Nkanjeni, a supply chain official in the metro, is alleged to have stabbed a 29-year-old man following a scuffle in a rented house.

Police insiders said Nkanjeni had forced his way into the property, where his wife, Lineo, resides as she is a director of corporate services at the Blue Crane Municipality.

It is unclear at this stage what the cause of the scuffle was, but insiders said the deceased, who is believed to be from Cookhouse, was hiding in the bathroom when Nkanjeni allegedly forced the door open.

During the scuffle, the unidentified 29-year-old was stabbed and subsequently died.

According to the police insiders, Nkanjeni arrived at the house shortly after 9pm on Monday.

“He knocked, and after getting no response he broke the door down,” an official said.
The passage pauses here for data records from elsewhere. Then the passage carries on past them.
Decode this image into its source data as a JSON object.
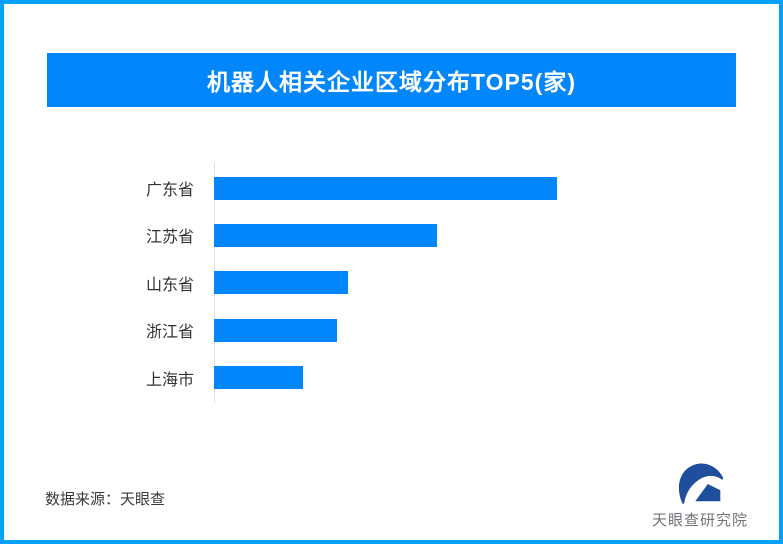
{
  "header": {
    "title": "机器人相关企业区域分布TOP5(家)"
  },
  "chart_data": {
    "type": "bar",
    "orientation": "horizontal",
    "title": "机器人相关企业区域分布TOP5(家)",
    "categories": [
      "广东省",
      "江苏省",
      "山东省",
      "浙江省",
      "上海市"
    ],
    "values_relative_pct_of_max": [
      100,
      65,
      39,
      36,
      26
    ],
    "value_axis_shown": false,
    "value_labels_shown": false,
    "grid": false,
    "legend": "none",
    "bar_color": "#0286fb",
    "baseline_color": "#e0e0e0"
  },
  "footer": {
    "source_label": "数据来源：天眼查",
    "logo": {
      "text": "天眼查研究院",
      "icon": "tianyancha-eye-logo",
      "icon_color": "#1f4e9c"
    }
  },
  "colors": {
    "frame_border": "#02a0f7",
    "title_bar_bg": "#0286fb",
    "title_text": "#ffffff",
    "bar_fill": "#0286fb",
    "axis_line": "#e0e0e0",
    "category_label": "#333333",
    "source_text": "#3a3a3a",
    "logo_icon": "#1f4e9c",
    "logo_text": "#70757a"
  }
}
“The man ran to the bathroom to hide and the suspect [Nkanjeni] forced the bathroom door open.”

A scuffle ensued and the 29year-old man was stabbed and died on the scene.

Police confirmed late on Tuesday night that a suspect had been arrested.

Provincial police commissioner Lieutenant-General Liziwe Ntshinga said in a statement: “It is alleged that the 53year-old suspect had visited his wife’s rental place when an altercation occurred and the deceased was fatally stabbed.

“The circumstances surrounding the incident will form part of the investigation.

“The suspect was arrested and will appear in the Somerset East Magistrate’s Court soon on a charge of murder.”

Nkanjeni recently returned to work at the Bay municipality after the SA Local Government Bargaining Council found that his dismissal from the municipality for misconduct was substantively unfair.

The municipality was ordered to reinstate him and pay him almost half-a-million rand in backpay.

In February, he successfully appealed against his fraud conviction at the high court in Makhanda.

It comes after he was found guilty in 2017 of conspiring with businessman Mnyamezeli Dyala to ensure his company, Trade Lane Brokerage CV, was awarded a contract advertised by the municipality in March 2010.

The tender, worth R200,000, was for the supply and erection of fencing material.

Nkanjeni was sentenced to a fine of R100,000 or three years’ imprisonment.

But the decision was overturned in February, with judge Belinda Hartle ruling that the state had failed to prove beyond reasonable doubt that Nkanjeni had lied or that he had falsified the pricing schedule.

Hartle said the facts before the court supported the possibility of an innocent conclusion rather than that the tender process had been manipulated.